Imbalanced ensemble learning in determining Parkinson's disease using Keystroke dynamics

Purpose: The main objective of this study is to propose a Keystroke dynamics (KD) based Parkinson's disease (PD) indicator using both fixed-text and free-text typing habits on conventional keyboards and homogeneous ensemble learning with several fully balanced bootstrapped training sets for more accurate and robust eHealth applications. Furthermore, this study addresses the six key hypotheses related to our main objective of understanding the risks in this screening process that were previously unknown but important for further improvement. Methods: For a predetermined window length, the Colin Bannard and neuroQWERTY MIT-CSXPD datasets were used to extract a series of key hold times and the time gaps between two consecutive presses and releases as a feature set. A wide range of statistical tools were employed to create a machine learning-ready feature arrangement for continuously generated patterns.
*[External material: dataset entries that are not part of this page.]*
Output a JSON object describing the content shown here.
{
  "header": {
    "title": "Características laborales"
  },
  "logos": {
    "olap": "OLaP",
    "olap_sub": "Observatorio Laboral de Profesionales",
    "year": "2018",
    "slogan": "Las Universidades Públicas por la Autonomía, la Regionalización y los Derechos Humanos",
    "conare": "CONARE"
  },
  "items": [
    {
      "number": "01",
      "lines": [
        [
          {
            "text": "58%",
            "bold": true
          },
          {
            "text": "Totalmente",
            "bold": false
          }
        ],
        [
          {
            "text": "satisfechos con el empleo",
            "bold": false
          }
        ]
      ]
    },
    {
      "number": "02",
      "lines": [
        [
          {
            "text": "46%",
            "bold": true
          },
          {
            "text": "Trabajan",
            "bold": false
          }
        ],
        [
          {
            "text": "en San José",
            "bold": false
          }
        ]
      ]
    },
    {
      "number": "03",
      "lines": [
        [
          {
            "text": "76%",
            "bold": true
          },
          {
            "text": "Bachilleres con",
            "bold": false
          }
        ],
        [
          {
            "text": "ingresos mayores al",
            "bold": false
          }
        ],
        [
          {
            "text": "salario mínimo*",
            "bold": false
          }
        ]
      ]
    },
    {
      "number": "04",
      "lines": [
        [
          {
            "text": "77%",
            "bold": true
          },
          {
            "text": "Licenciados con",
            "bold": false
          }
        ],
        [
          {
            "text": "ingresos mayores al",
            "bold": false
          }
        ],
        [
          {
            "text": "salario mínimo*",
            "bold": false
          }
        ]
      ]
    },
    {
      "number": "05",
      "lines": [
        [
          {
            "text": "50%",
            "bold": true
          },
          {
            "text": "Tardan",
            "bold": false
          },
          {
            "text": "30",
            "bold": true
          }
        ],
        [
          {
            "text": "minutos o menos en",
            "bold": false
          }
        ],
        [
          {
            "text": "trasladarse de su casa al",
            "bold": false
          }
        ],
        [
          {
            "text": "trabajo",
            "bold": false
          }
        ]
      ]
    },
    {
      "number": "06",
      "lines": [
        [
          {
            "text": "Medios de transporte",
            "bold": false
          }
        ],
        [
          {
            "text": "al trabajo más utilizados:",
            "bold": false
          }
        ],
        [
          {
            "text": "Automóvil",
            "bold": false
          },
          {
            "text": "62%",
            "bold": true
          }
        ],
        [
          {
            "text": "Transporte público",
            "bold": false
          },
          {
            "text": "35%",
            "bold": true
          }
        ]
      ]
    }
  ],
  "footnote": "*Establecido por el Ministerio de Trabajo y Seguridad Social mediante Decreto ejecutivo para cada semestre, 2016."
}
A homogeneous ensemble learning approach was then developed using bootstrapping and under-sampling while retaining any rare samples. This model was validated using fifteen fixed-text and free-text inputs obtained from early-stage PD patients, De-novo PD patients, and healthy controls. Results: In the leave-one-user-out cross-validation (LOUOCV) evaluation, the maximum observed area under curve (AUC) is 85.99% +/- 0.41 for fixed-text input. However, for free-text inputs, AUC is 78.3% +/- 0.86, with a sensitivity/specificity of 74.46%/82.13%. The AUC for detecting De-novo patients is 79.83% +/- 1.26, which is somewhat lower than the AUC for determining the early stage of the disease, which is 83.81% +/- 0.83. Conclusion: The proposed model is more robust, usable (covert way of data acquisition), fast, and has ease of integration into conventional desktops/laptops suitable for real-life eHealth that could help for better diagnosis, early detection in a home environment, future reference, and treatment or therapy management. However, the subject size, severity levels of the disease, typing duration, feature composition, error in typing, and machine learning (ML) method selection influence the performance of this model. Therefore, careful attention is necessary while designing PD indicators using the proposed approach.